Há veículos que apostam na transparência. De acordo com o Projeto Credibilidade, por exemplo ‒ do qual alguns veículos jornalísticos brasileiros fazem parte ‒, indicadores podem auxiliar na avaliação da qualidade e da credibilidade do jornalismo. Parte desses indicadores são: quem financia o veículo, quem são os proprietários, patrocinadores, quem são os jornalistas e quais outras matérias já fizeram, informações sobre os métodos de apuração utilizados e existência de diversidade de vozes nas matérias.
O Intercept, por sua vez, à época da publicação das mensagens trocadas entre o ex-juiz Sergio Moro e o procurador Deltan Dallagnol, divulgou um editorial explicando o porquê da veiculação do material e como se deu a apuração.

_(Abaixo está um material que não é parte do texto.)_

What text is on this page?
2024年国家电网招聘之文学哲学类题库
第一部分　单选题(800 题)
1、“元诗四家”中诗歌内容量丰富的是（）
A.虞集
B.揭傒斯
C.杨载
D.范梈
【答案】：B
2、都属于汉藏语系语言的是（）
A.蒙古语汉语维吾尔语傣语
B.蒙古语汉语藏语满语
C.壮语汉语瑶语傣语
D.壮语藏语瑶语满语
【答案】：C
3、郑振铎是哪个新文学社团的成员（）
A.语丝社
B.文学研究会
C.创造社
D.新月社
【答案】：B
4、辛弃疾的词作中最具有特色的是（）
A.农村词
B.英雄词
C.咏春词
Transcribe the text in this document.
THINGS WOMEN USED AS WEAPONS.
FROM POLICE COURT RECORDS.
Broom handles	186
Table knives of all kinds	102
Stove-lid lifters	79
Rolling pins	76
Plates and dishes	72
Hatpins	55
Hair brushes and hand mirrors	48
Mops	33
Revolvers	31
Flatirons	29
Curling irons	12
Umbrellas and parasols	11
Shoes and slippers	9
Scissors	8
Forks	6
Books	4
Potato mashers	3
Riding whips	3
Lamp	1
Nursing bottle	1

A estratégia da campanha da Globo é uma iniciativa que se centra nas pessoas enunciadoras para construir a credibilidade, até mesmo com toques de um romantismo ligado à profissão de jornalista, afirmando que se trata de uma “missão” pelo país, pelo telespectador. Além disso, expõe a intimidade dos jornalistas ‒ obviamente, uma exposição autorizada, talvez até encenada ‒ e ainda representa a incorporação da lógica de exposição das redes sociais à prática profissional do jornalista. Vai dar certo?

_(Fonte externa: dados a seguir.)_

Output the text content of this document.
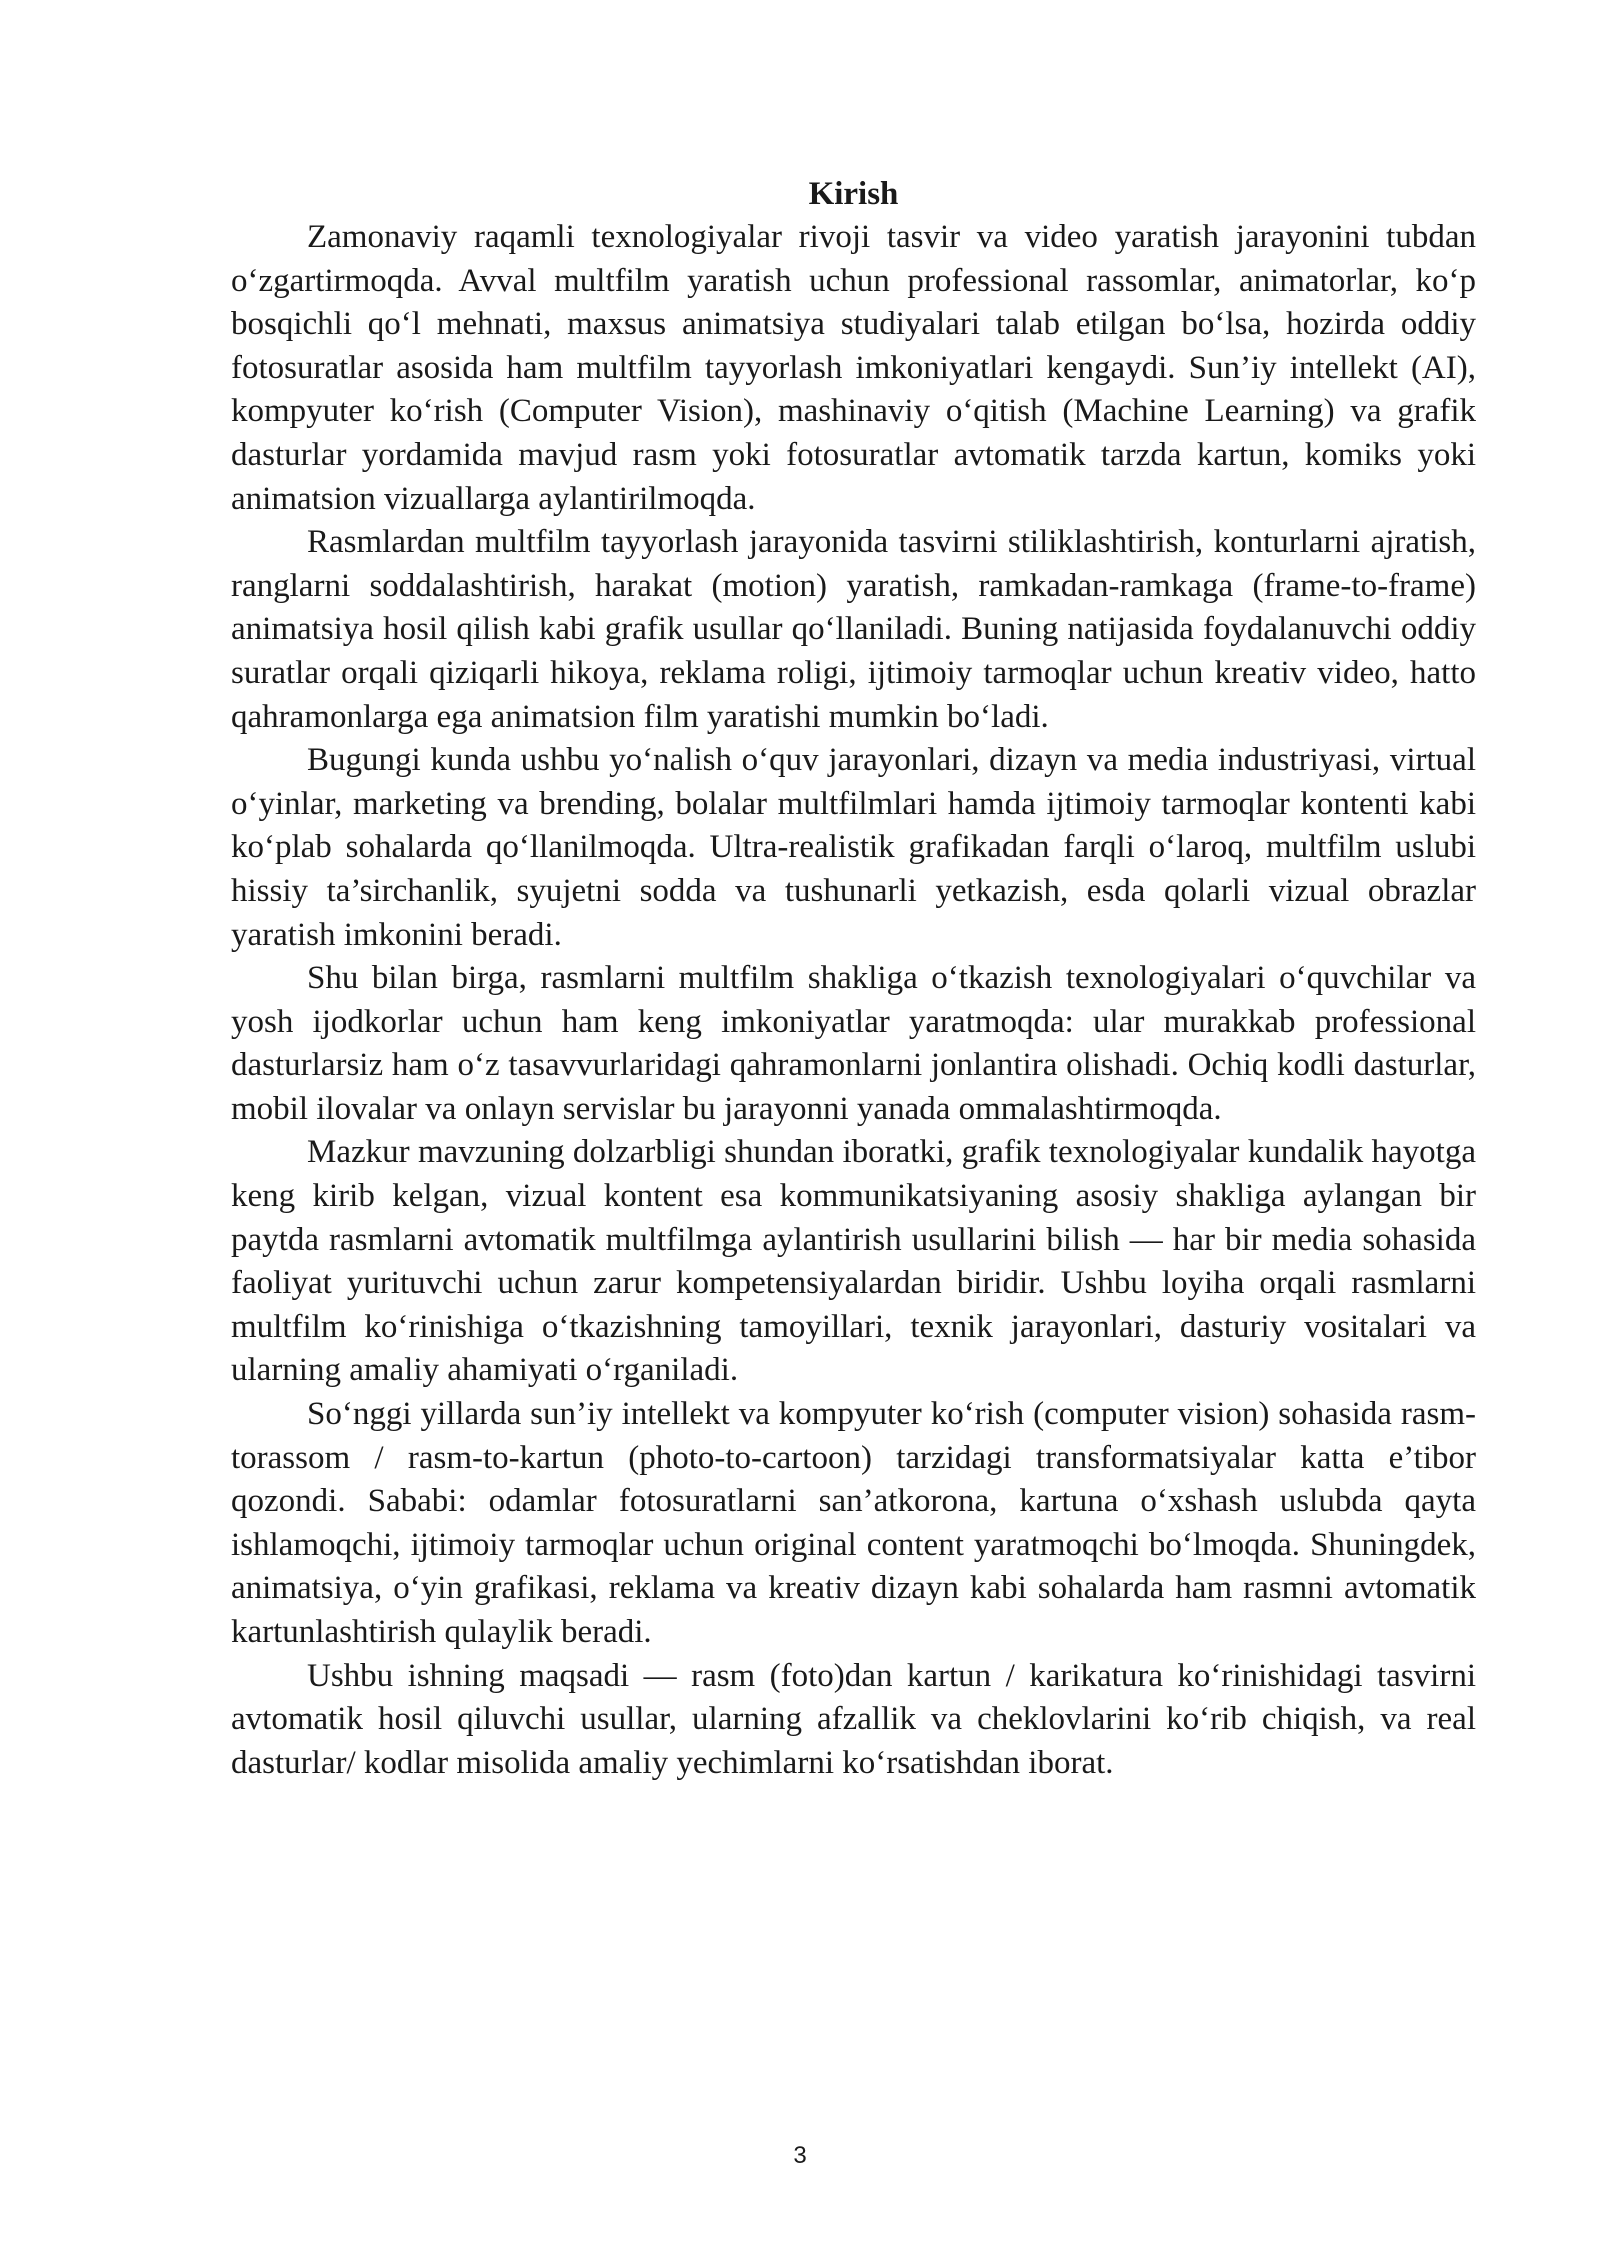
Kirish

Zamonaviy raqamli texnologiyalar rivoji tasvir va video yaratish jarayonini tubdan o‘zgartirmoqda. Avval multfilm yaratish uchun professional rassomlar, animatorlar, ko‘p bosqichli qo‘l mehnati, maxsus animatsiya studiyalari talab etilgan bo‘lsa, hozirda oddiy fotosuratlar asosida ham multfilm tayyorlash imkoniyatlari kengaydi. Sun’iy intellekt (AI), kompyuter ko‘rish (Computer Vision), mashinaviy o‘qitish (Machine Learning) va grafik dasturlar yordamida mavjud rasm yoki fotosuratlar avtomatik tarzda kartun, komiks yoki animatsion vizuallarga aylantirilmoqda.

Rasmlardan multfilm tayyorlash jarayonida tasvirni stiliklashtirish, konturlarni ajratish, ranglarni soddalashtirish, harakat (motion) yaratish, ramkadan-ramkaga (frame-to-frame) animatsiya hosil qilish kabi grafik usullar qo‘llaniladi. Buning natijasida foydalanuvchi oddiy suratlar orqali qiziqarli hikoya, reklama roligi, ijtimoiy tarmoqlar uchun kreativ video, hatto qahramonlarga ega animatsion film yaratishi mumkin bo‘ladi.

Bugungi kunda ushbu yo‘nalish o‘quv jarayonlari, dizayn va media industriyasi, virtual o‘yinlar, marketing va brending, bolalar multfilmlari hamda ijtimoiy tarmoqlar kontenti kabi ko‘plab sohalarda qo‘llanilmoqda. Ultra-realistik grafikadan farqli o‘laroq, multfilm uslubi hissiy ta’sirchanlik, syujetni sodda va tushunarli yetkazish, esda qolarli vizual obrazlar yaratish imkonini beradi.

Shu bilan birga, rasmlarni multfilm shakliga o‘tkazish texnologiyalari o‘quvchilar va yosh ijodkorlar uchun ham keng imkoniyatlar yaratmoqda: ular murakkab professional dasturlarsiz ham o‘z tasavvurlaridagi qahramonlarni jonlantira olishadi. Ochiq kodli dasturlar, mobil ilovalar va onlayn servislar bu jarayonni yanada ommalashtirmoqda.

Mazkur mavzuning dolzarbligi shundan iboratki, grafik texnologiyalar kundalik hayotga keng kirib kelgan, vizual kontent esa kommunikatsiyaning asosiy shakliga aylangan bir paytda rasmlarni avtomatik multfilmga aylantirish usullarini bilish — har bir media sohasida faoliyat yurituvchi uchun zarur kompetensiyalardan biridir. Ushbu loyiha orqali rasmlarni multfilm ko‘rinishiga o‘tkazishning tamoyillari, texnik jarayonlari, dasturiy vositalari va ularning amaliy ahamiyati o‘rganiladi.

So‘nggi yillarda sun’iy intellekt va kompyuter ko‘rish (computer vision) sohasida rasm-torassom / rasm-to-kartun (photo-to-cartoon) tarzidagi transformatsiyalar katta e’tibor qozondi. Sababi: odamlar fotosuratlarni san’atkorona, kartuna o‘xshash uslubda qayta ishlamoqchi, ijtimoiy tarmoqlar uchun original content yaratmoqchi bo‘lmoqda. Shuningdek, animatsiya, o‘yin grafikasi, reklama va kreativ dizayn kabi sohalarda ham rasmni avtomatik kartunlashtirish qulaylik beradi.

Ushbu ishning maqsadi — rasm (foto)dan kartun / karikatura ko‘rinishidagi tasvirni avtomatik hosil qiluvchi usullar, ularning afzallik va cheklovlarini ko‘rib chiqish, va real dasturlar/ kodlar misolida amaliy yechimlarni ko‘rsatishdan iborat.

3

Por aqui, também seguimos tateando no escuro à procura de uma resposta de como reconstruir a credibilidade ‒ também a jornalística, mas não só: vivemos uma profunda crise de autoridade. Por ora, sobre a campanha da Globo, ficamos com o posicionamento do cientista político Luís Felipe Miguel (disponível em sua página do Facebook ‒ há comentários na publicação que, aliás, também são interessantes):
“Pode ser uma boa jogada de marketing, na tentativa de reerguer uma credibilidade comprometida? Pode. Mas eu não consigo deixar de ver mais um passo na degradação do jornalismo. É o abandono da deontologia profissional e a capitulação diante da lógica das redes, nas quais o valor de verdade de alguma informação está associado à relação pessoal que se tem com o emissor. Vai dar errado, é óbvio. Não importa quantos áudios da Andréia Sadi ou do Heraldo Pereira falando com os respectivos primos sejam divulgados, eles ainda estarão bem mais distantes do que o tiozão do zap”.